This week Amazon Web Services (AWS) storage services in one of their regions experienced issues for the better part of a day that impacted a large number of companies in the northeast such as Adobe, MailChimp, Quora, Slack, Trello, Zendesk, and even the SEC, which were either working slowly or were down all together.
The Cloud isn’t infallible and from time to time, outages have happened, though for the most part they are quite reliable. There was a five-hour AWS outage in 2015. And Microsoft Azure experienced an outage in February that lastest about five hours. The major impact of this week’s disruption of AWS S3 lasted about four hours, with most services returning to normal operation in that window, and all were resolved completely after twelve hours. The reliability isn’t in question here. What’s important is that if your business is offline for a half a day, that’s a big deal to your customers. Too often companies get lulled to the fact that since they are now in the Cloud that they are immune to any type of downtime or catastrophic failure. This is not true. Regardless of environment, Cloud or a Legacy data center, things can happen, and having a solid disaster recovery plan is vital nowadays to a company’s success.

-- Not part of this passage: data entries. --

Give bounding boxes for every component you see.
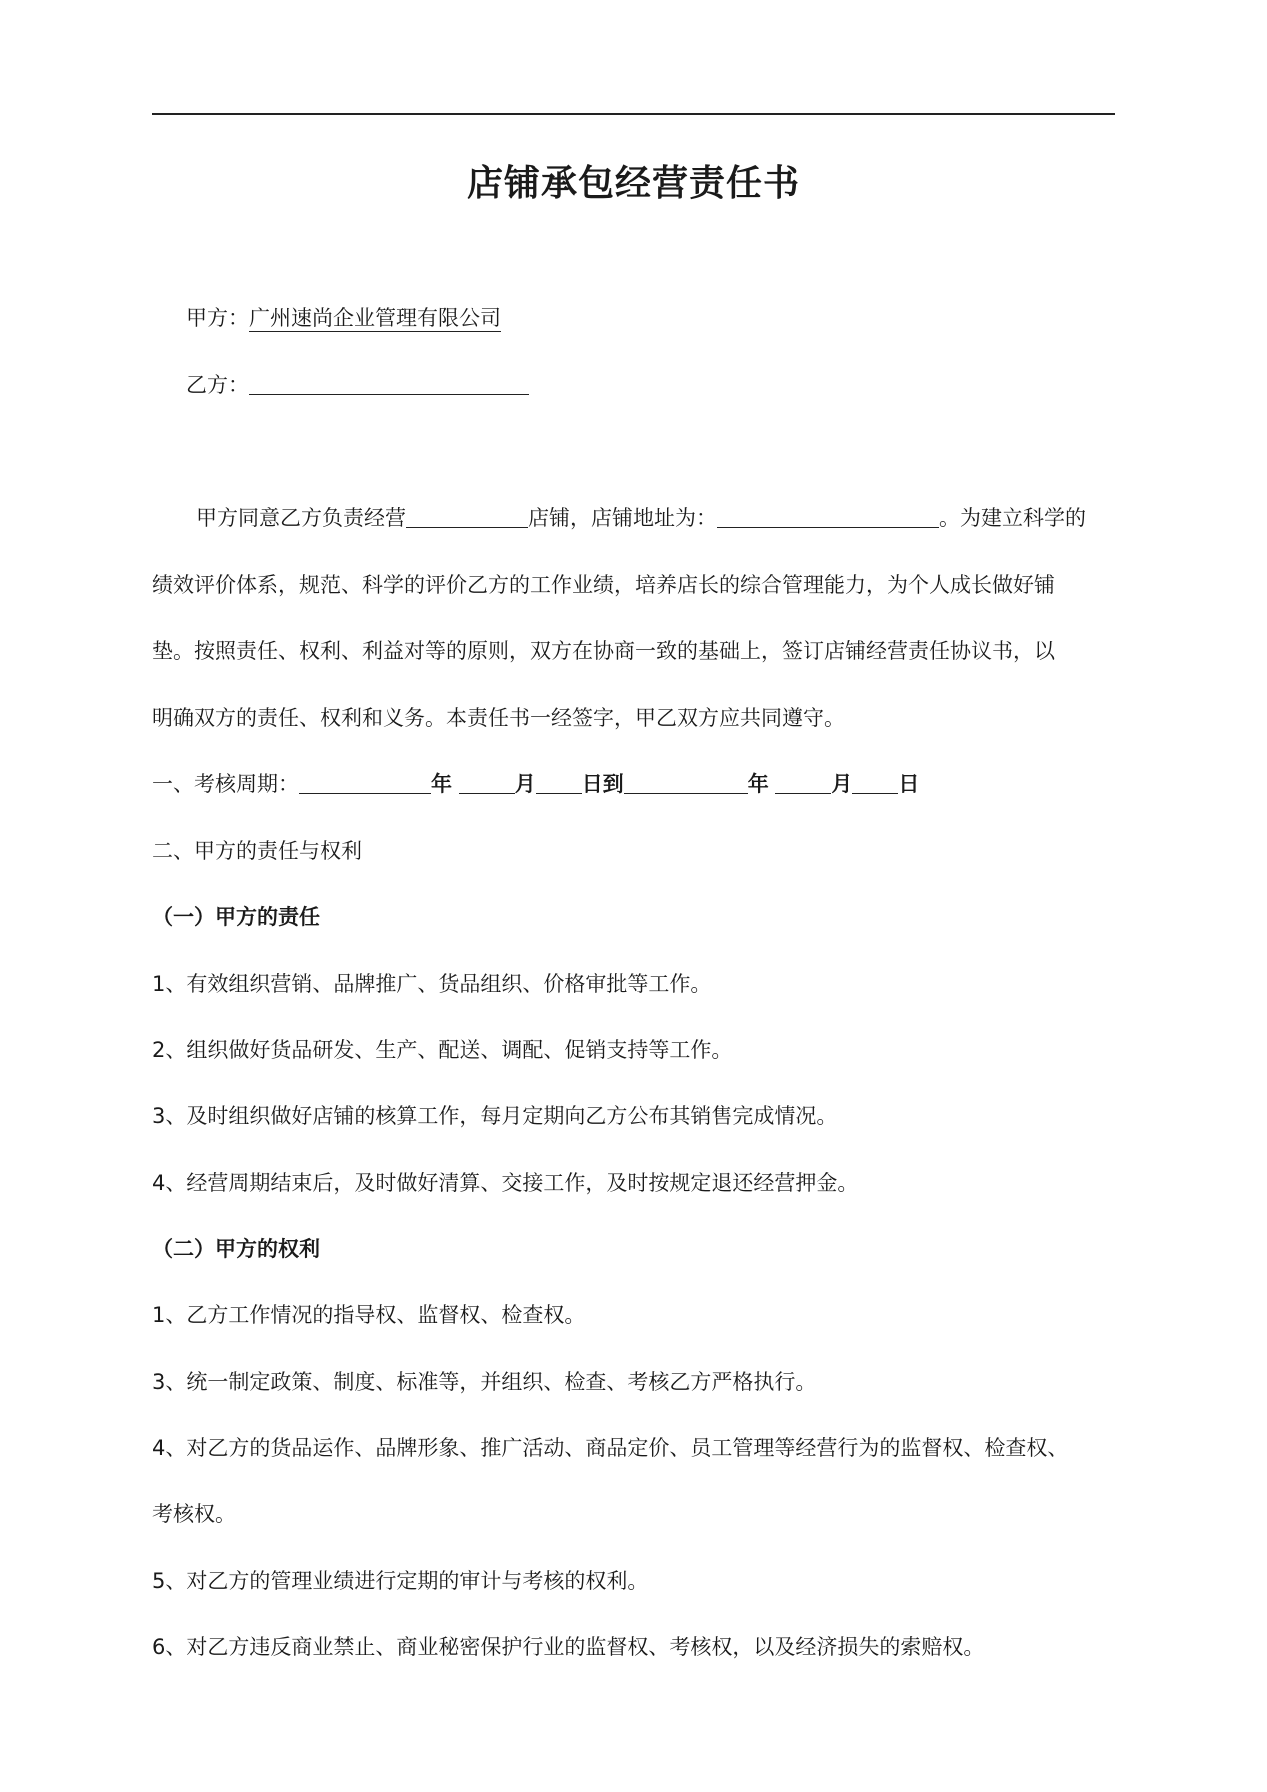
duty-item: 4、经营周期结束后，及时做好清算、交接工作，及时按规定退还经营押金。 xyxy=(152,1171,859,1195)
document-title: 店铺承包经营责任书 xyxy=(466,163,800,204)
start-month-unit: 月 xyxy=(514,772,536,796)
right-item: 1、乙方工作情况的指导权、监督权、检查权。 xyxy=(152,1303,586,1327)
end-year-unit: 年 xyxy=(747,772,769,796)
intro-line-1 xyxy=(196,503,1159,533)
start-year-blank[interactable] xyxy=(299,769,431,794)
end-day-blank[interactable] xyxy=(852,769,898,794)
period-line xyxy=(152,769,1115,799)
intro-line-4: 明确双方的责任、权利和义务。本责任书一经签字，甲乙双方应共同遵守。 xyxy=(152,706,845,730)
end-month-unit: 月 xyxy=(831,772,853,796)
end-day-unit: 日 xyxy=(898,772,920,796)
header-rule xyxy=(152,113,1115,115)
duty-item: 1、有效组织营销、品牌推广、货品组织、价格审批等工作。 xyxy=(152,972,712,996)
end-year-blank[interactable] xyxy=(624,769,748,794)
store-name-blank[interactable] xyxy=(406,503,528,528)
party-a-label: 甲方： xyxy=(186,306,249,330)
store-address-blank[interactable] xyxy=(717,503,939,528)
party-b-blank[interactable] xyxy=(249,370,529,395)
intro-text-b: 店铺，店铺地址为： xyxy=(528,506,717,530)
duty-item: 3、及时组织做好店铺的核算工作，每月定期向乙方公布其销售完成情况。 xyxy=(152,1104,838,1128)
section-heading-2: 二、甲方的责任与权利 xyxy=(152,839,362,863)
right-item: 5、对乙方的管理业绩进行定期的审计与考核的权利。 xyxy=(152,1569,649,1593)
start-day-to: 日到 xyxy=(581,772,624,796)
intro-text-c: 。为建立科学的 xyxy=(939,506,1086,530)
right-item-continued: 考核权。 xyxy=(152,1502,236,1526)
duty-item: 2、组织做好货品研发、生产、配送、调配、促销支持等工作。 xyxy=(152,1038,733,1062)
start-day-blank[interactable] xyxy=(536,769,582,794)
subsection-duties-heading: （一）甲方的责任 xyxy=(152,905,320,929)
party-b-label: 乙方： xyxy=(186,373,249,397)
intro-line-2: 绩效评价体系，规范、科学的评价乙方的工作业绩，培养店长的综合管理能力，为个人成长做好铺 xyxy=(152,573,1055,597)
party-a-value: 广州速尚企业管理有限公司 xyxy=(249,306,501,330)
intro-line-3: 垫。按照责任、权利、利益对等的原则，双方在协商一致的基础上，签订店铺经营责任协议书，以 xyxy=(152,639,1055,663)
start-month-blank[interactable] xyxy=(459,769,515,794)
intro-text-a: 甲方同意乙方负责经营 xyxy=(196,506,406,530)
right-item: 3、统一制定政策、制度、标准等，并组织、检查、考核乙方严格执行。 xyxy=(152,1370,817,1394)
right-item: 4、对乙方的货品运作、品牌形象、推广活动、商品定价、员工管理等经营行为的监督权、检查权、 xyxy=(152,1436,1069,1460)
party-b-line xyxy=(186,370,1149,400)
right-item: 6、对乙方违反商业禁止、商业秘密保护行业的监督权、考核权，以及经济损失的索赔权。 xyxy=(152,1635,985,1659)
end-month-blank[interactable] xyxy=(775,769,831,794)
party-a-line xyxy=(186,303,1149,333)
period-label: 一、考核周期： xyxy=(152,772,299,796)
start-year-unit: 年 xyxy=(431,772,452,796)
subsection-rights-heading: （二）甲方的权利 xyxy=(152,1237,320,1261)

Here are some things you can do to protect yourself.
Assess the Risk
Many companies use AWS as a data backup for their on-premise hosted services. Others may present a SaaS-based service to clients hosted entirely on S3. For the former, there is very real risk in not backing up some transactions that occurred during the outage due to incomplete synch when service is restored. These issues can be difficult to detect. The latter group of companies face the more ominous challenge of a disruption of service to customers and a resulting loss of revenue. Proper risk assessment will determine where and how systems will be put into place, and how those activities will be budgeted.
Have a Plan
If continually servicing your clients is important, and why wouldn’t it be, then a solid disaster recovery plan is essential. Always plan and test for a disaster because no hardware or land mass for that matter is immune to failure.
As we mention in our Disaster Recovery case study a solid DR process is vital to a company’s success.

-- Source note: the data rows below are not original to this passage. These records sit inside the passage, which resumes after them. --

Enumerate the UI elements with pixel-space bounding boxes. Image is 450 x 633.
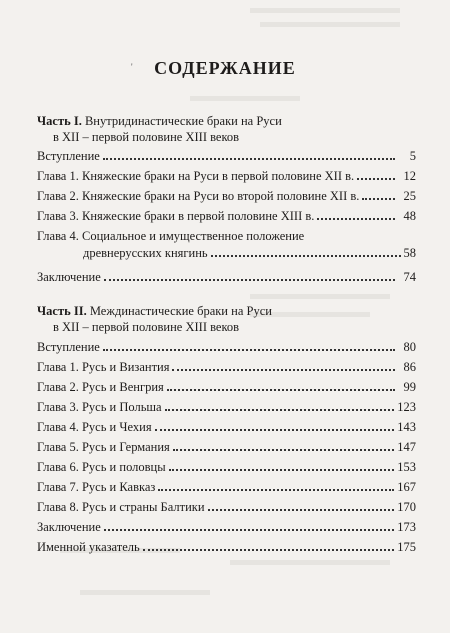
entry-page: 58 xyxy=(403,246,416,260)
entry-page: 80 xyxy=(403,340,416,354)
toc-entry[interactable] xyxy=(37,380,416,396)
entry-label: Глава 1. Княжеские браки на Руси в первой половине XII в. xyxy=(37,169,355,183)
leader-dots xyxy=(173,440,394,451)
entry-page: 123 xyxy=(397,400,416,414)
part-2-title: Междинастические браки на Руси xyxy=(89,304,272,318)
entry-page: 175 xyxy=(397,540,416,554)
entry-label: Глава 8. Русь и страны Балтики xyxy=(37,500,205,514)
entry-label: Глава 1. Русь и Византия xyxy=(37,360,170,374)
entry-label: Глава 6. Русь и половцы xyxy=(37,460,166,474)
entry-label-line2: древнерусских княгинь xyxy=(83,246,208,260)
entry-page: 143 xyxy=(397,420,416,434)
toc-title: СОДЕРЖАНИЕ xyxy=(154,58,296,78)
leader-dots xyxy=(104,520,395,531)
entry-page: 25 xyxy=(403,189,416,203)
entry-label: Глава 4. Русь и Чехия xyxy=(37,420,152,434)
entry-label: Глава 2. Русь и Венгрия xyxy=(37,380,164,394)
toc-entry[interactable] xyxy=(37,209,416,225)
part-1-title: Внутридинастические браки на Руси xyxy=(84,114,282,128)
part-1-subtitle: в XII – первой половине XIII веков xyxy=(53,130,240,144)
toc-entry[interactable] xyxy=(37,520,416,536)
page-mark: ' xyxy=(131,62,133,72)
leader-dots xyxy=(169,460,395,471)
part-2-number: Часть II. xyxy=(37,304,87,318)
part-2-heading xyxy=(37,303,417,335)
leader-dots xyxy=(104,270,395,281)
leader-dots xyxy=(103,340,395,351)
toc-entry[interactable] xyxy=(37,420,416,436)
toc-entry[interactable] xyxy=(37,340,416,356)
entry-label: Глава 3. Русь и Польша xyxy=(37,400,162,414)
leader-dots xyxy=(143,540,395,551)
leader-dots xyxy=(172,360,395,371)
toc-entry[interactable] xyxy=(37,149,416,165)
toc-entry[interactable] xyxy=(37,228,416,262)
leader-dots xyxy=(208,500,395,511)
toc-entry[interactable] xyxy=(37,169,416,185)
toc-entry[interactable] xyxy=(37,540,416,556)
leader-dots xyxy=(317,209,395,220)
entry-page: 12 xyxy=(403,169,416,183)
entry-page: 147 xyxy=(397,440,416,454)
toc-entry[interactable] xyxy=(37,360,416,376)
entry-page: 170 xyxy=(397,500,416,514)
toc-entry[interactable] xyxy=(37,400,416,416)
entry-label: Глава 3. Княжеские браки в первой половине XIII в. xyxy=(37,209,315,223)
toc-entry[interactable] xyxy=(37,270,416,286)
entry-label: Вступление xyxy=(37,340,100,354)
leader-dots xyxy=(211,246,401,257)
leader-dots xyxy=(167,380,395,391)
part-1-heading xyxy=(37,113,417,145)
entry-label: Вступление xyxy=(37,149,100,163)
leader-dots xyxy=(158,480,394,491)
entry-label: Заключение xyxy=(37,520,101,534)
leader-dots xyxy=(103,149,395,160)
leader-dots xyxy=(357,169,395,180)
entry-page: 173 xyxy=(397,520,416,534)
leader-dots xyxy=(165,400,395,411)
entry-page: 86 xyxy=(403,360,416,374)
entry-page: 5 xyxy=(409,149,416,163)
leader-dots xyxy=(362,189,395,200)
toc-entry[interactable] xyxy=(37,440,416,456)
entry-page: 74 xyxy=(403,270,416,284)
entry-label: Глава 5. Русь и Германия xyxy=(37,440,170,454)
toc-entry[interactable] xyxy=(37,500,416,516)
toc-entry[interactable] xyxy=(37,189,416,205)
leader-dots xyxy=(155,420,395,431)
entry-label: Глава 7. Русь и Кавказ xyxy=(37,480,156,494)
entry-label: Заключение xyxy=(37,270,101,284)
entry-label: Именной указатель xyxy=(37,540,140,554)
part-1-number: Часть I. xyxy=(37,114,82,128)
part-2-subtitle: в XII – первой половине XIII веков xyxy=(53,320,240,334)
entry-label: Глава 2. Княжеские браки на Руси во второй половине XII в. xyxy=(37,189,360,203)
entry-page: 99 xyxy=(403,380,416,394)
entry-page: 153 xyxy=(397,460,416,474)
toc-entry[interactable] xyxy=(37,480,416,496)
toc-entry[interactable] xyxy=(37,460,416,476)
entry-page: 167 xyxy=(397,480,416,494)
entry-label-line1: Глава 4. Социальное и имущественное положение xyxy=(37,229,305,243)
entry-page: 48 xyxy=(403,209,416,223)
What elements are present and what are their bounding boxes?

The plan must have buy in from upper management and must be rehearsed on a quarterly basis.
Build in Redundancy
AWS provides ‘availability zones’ which are really disaster recovery zones. Availability zones are distinct locations within a region that are engineered to be isolated from failures in other Availability Zones.
AWS will automatically replicate data to these zones so that in the case of a data center failure the data is replicated. However, it’s key that any application is aware of these zones and is designed accordingly.
Test your plan each quarter. This way once a disaster strikes the company is able to flawlessly execute the plan causing minimal downtime to their customers.
Review the Plan
At a minimum, the complete plan should be reviewed once a year, starting from a re-assessment of risk and how that might have changed.
The main lesson learned from this incident is that no system is infallible. As of this writing, it does not appear that AWS was the victim of any sort of cyber-attack. It just went down. It is the responsibility of each company to consider the worst case and put into place those methods, assets and procedures that will protect the business when the impossible occurs.